Life On The Border

Wouldn't it be lovely to add another upbeat and cheery blog to the world? Don't hold your breath. You'll get what I get: sometimes great, sometimes crap. It's a rollercoaster ride with Sybil at the switch, so hold on to your shorts! If you have questions you want answered in a future post, feel free to ask in the comments section, and I'll do my best to accommodate you. No two days are the same~some days I'm here, some days I'm not, but lemme tell ya, kids, IT'S NEVER DULL!

Wednesday, April 12, 2006

Like Sands Through The Hourglass......

In the hopes that we would find a way of cohabitating in a more comfortable and orderly fashion, my husband and I presented "the girl" and my son with a list of house rules. Our thinking here was similar to that of training a dog: if you give firm, clear guidelines, everyone is happy, right? Everyone knows exactly how to behave, and what's acceptable. HA!

Wow, did the shit hit the fan. Apparently, giving rules to teenagers does NOT make one popular. Telling them that it's unacceptable to spend hours spooning on each others' beds makes them cranky. And to tell a 19-year-old who has spent four months lounging on your good nature, baking brownies and watching tv, to get a second job so that she can become self-sufficient is absolutely OUTRAGEOUS!!!!! I don't know where my head was!

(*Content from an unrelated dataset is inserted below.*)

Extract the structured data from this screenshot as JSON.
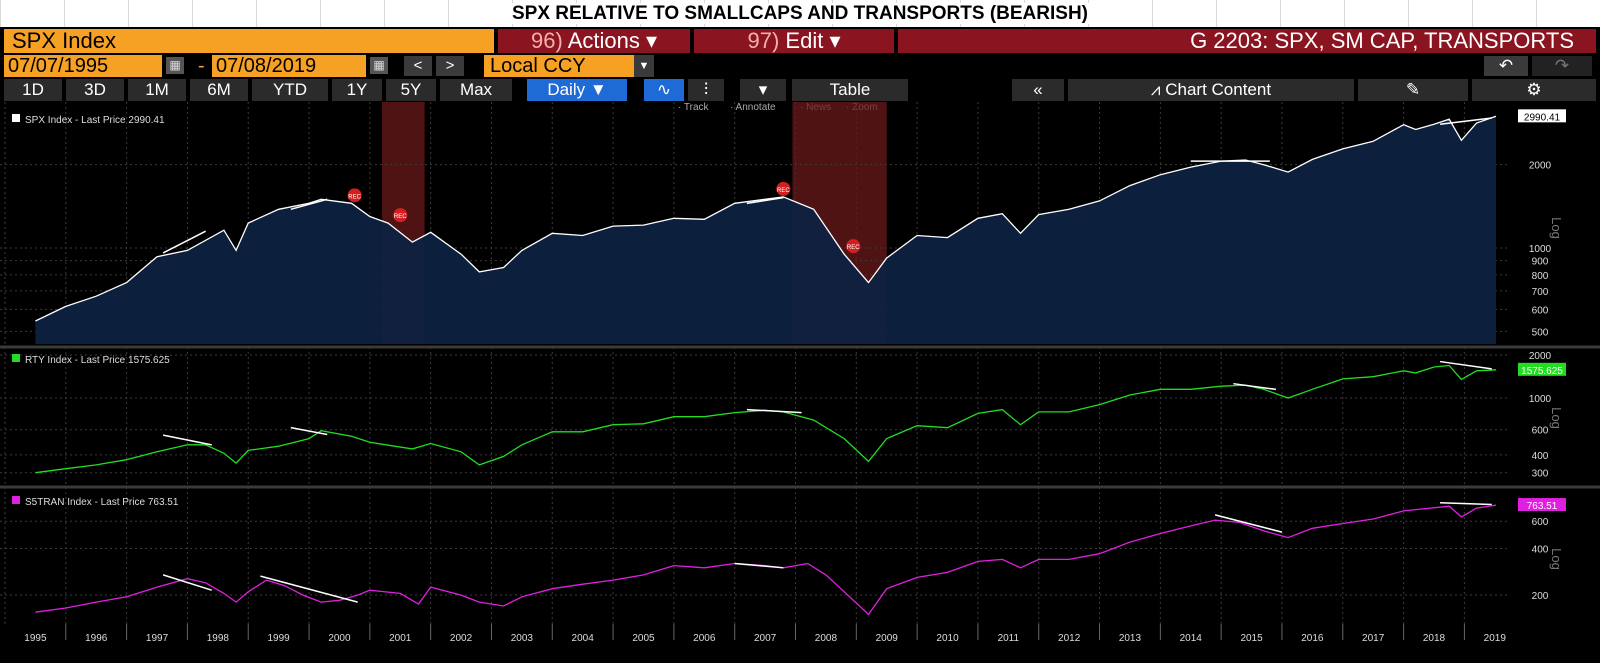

Of course, this is all my fault. I'm completely out of line. And as such, she has begun to tell him so, spending hours doing her "Moony--Scientology--Demon" spell, spinning tales of my wickedness, and her terrible, terrible fate. Life has dealt her a terrible blow.

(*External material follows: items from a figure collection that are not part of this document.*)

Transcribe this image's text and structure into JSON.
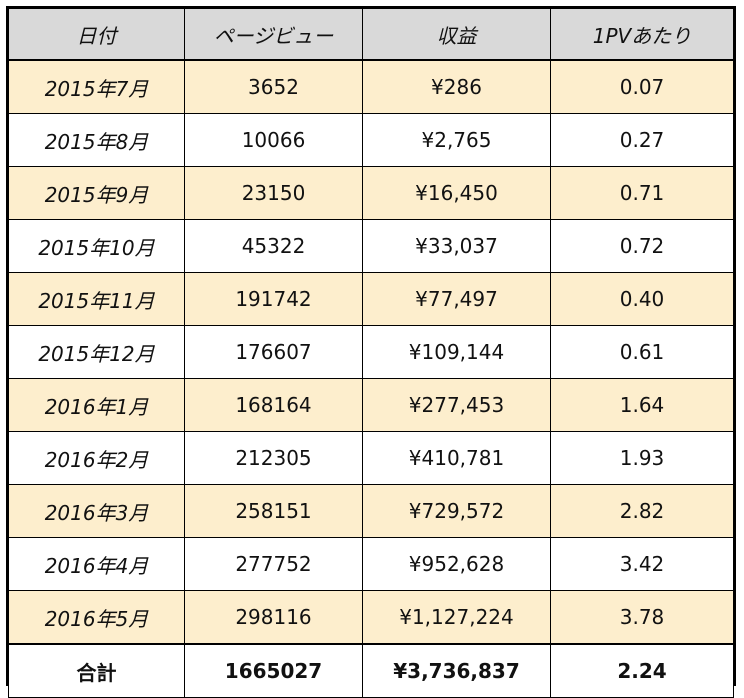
{
  "chart_data": {
    "type": "table",
    "columns": [
      "日付",
      "ページビュー",
      "収益",
      "1PVあたり"
    ],
    "rows": [
      {
        "date": "2015年7月",
        "pageviews": "3652",
        "revenue": "¥286",
        "per_pv": "0.07"
      },
      {
        "date": "2015年8月",
        "pageviews": "10066",
        "revenue": "¥2,765",
        "per_pv": "0.27"
      },
      {
        "date": "2015年9月",
        "pageviews": "23150",
        "revenue": "¥16,450",
        "per_pv": "0.71"
      },
      {
        "date": "2015年10月",
        "pageviews": "45322",
        "revenue": "¥33,037",
        "per_pv": "0.72"
      },
      {
        "date": "2015年11月",
        "pageviews": "191742",
        "revenue": "¥77,497",
        "per_pv": "0.40"
      },
      {
        "date": "2015年12月",
        "pageviews": "176607",
        "revenue": "¥109,144",
        "per_pv": "0.61"
      },
      {
        "date": "2016年1月",
        "pageviews": "168164",
        "revenue": "¥277,453",
        "per_pv": "1.64"
      },
      {
        "date": "2016年2月",
        "pageviews": "212305",
        "revenue": "¥410,781",
        "per_pv": "1.93"
      },
      {
        "date": "2016年3月",
        "pageviews": "258151",
        "revenue": "¥729,572",
        "per_pv": "2.82"
      },
      {
        "date": "2016年4月",
        "pageviews": "277752",
        "revenue": "¥952,628",
        "per_pv": "3.42"
      },
      {
        "date": "2016年5月",
        "pageviews": "298116",
        "revenue": "¥1,127,224",
        "per_pv": "3.78"
      }
    ],
    "total": {
      "label": "合計",
      "pageviews": "1665027",
      "revenue": "¥3,736,837",
      "per_pv": "2.24"
    }
  },
  "colors": {
    "header_bg": "#d9d9d9",
    "shaded_row_bg": "#fdeecd",
    "plain_row_bg": "#ffffff",
    "border": "#000000"
  }
}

Last night was the worst of it: my husband walked into the family room, to find them on the sofa. My son was sitting on the sofa and she had backed onto his lap, and was rubbing back and forth, dry-humping him. Needless to say, my husband is NOT A HAPPY CAMPER. He wanted to toss her out right there, as one of the rules was to keep that shit to a minimum. I figure...the boy is perfectly capable of saying, "get off me", and he might have, but it accidently came out as, "get me off".

At this point, I think she should take pity on the poor bastard and just fuck him already.

The rules were basically: stay out of each others' rooms, stop leaving the kitchen a damned mess, stop making full meals an hour before I make dinner, look for a job on your days off (she works two days a week and lays on her ass the rest of the time; leave him alone while he does his homework (she tries to do it for him, or harasses him while he does it and he really is too polite to say anything; stay out of our business when we're talking to him; let him make his own decisions regarding college; let him do his own time plans for homework, chores, etc on weekends; expect to have chores (him) on weekends; stop UNtraining my damned dogs. That was it. Now are these out of line? I don't freakin' THINK so.

I believe I need to do what one reader/friend of mine said: make it so miserable for her that she can't wait to leave. Who would have believed I'm too nice to do it????

4 Comments:

Blogger razorbeck said...

UMMM Bo your son is a long way from being innocent here. if he really minded her doing the things she does, he wiukd say something polite or not. So my guess he quite enjoys the attention especially if it provides the added benefit of enraging the "rents". its him you need to work on not her, atleast him you have a hope, she will continue to do whatever she can get away with. And by get away with i mean get away with from him

2:54 PM  
Blogger Meggy said...

True ... although he hates conflict of ANY sort.

Likes the other stuff though, I'm sure!

3:10 PM  
Anonymous Anonymous said...

Maybe you could contact these people and see if they have a similar program in your area?

http://daymark.org/programs.htm#newconnections

6:25 AM  
Blogger Meggy said...

I did check into it, and there are a couple programs here that are similar; thanks for your advice.

She is currently buying up furniture and crap for an apartment, but says she wants to pay off her back student loan and get her transcript so she can get enrolled in school BEFORE she becomes independent; obviously, we have a different set of priorities....

We're definitely living in a "cold war" home right now.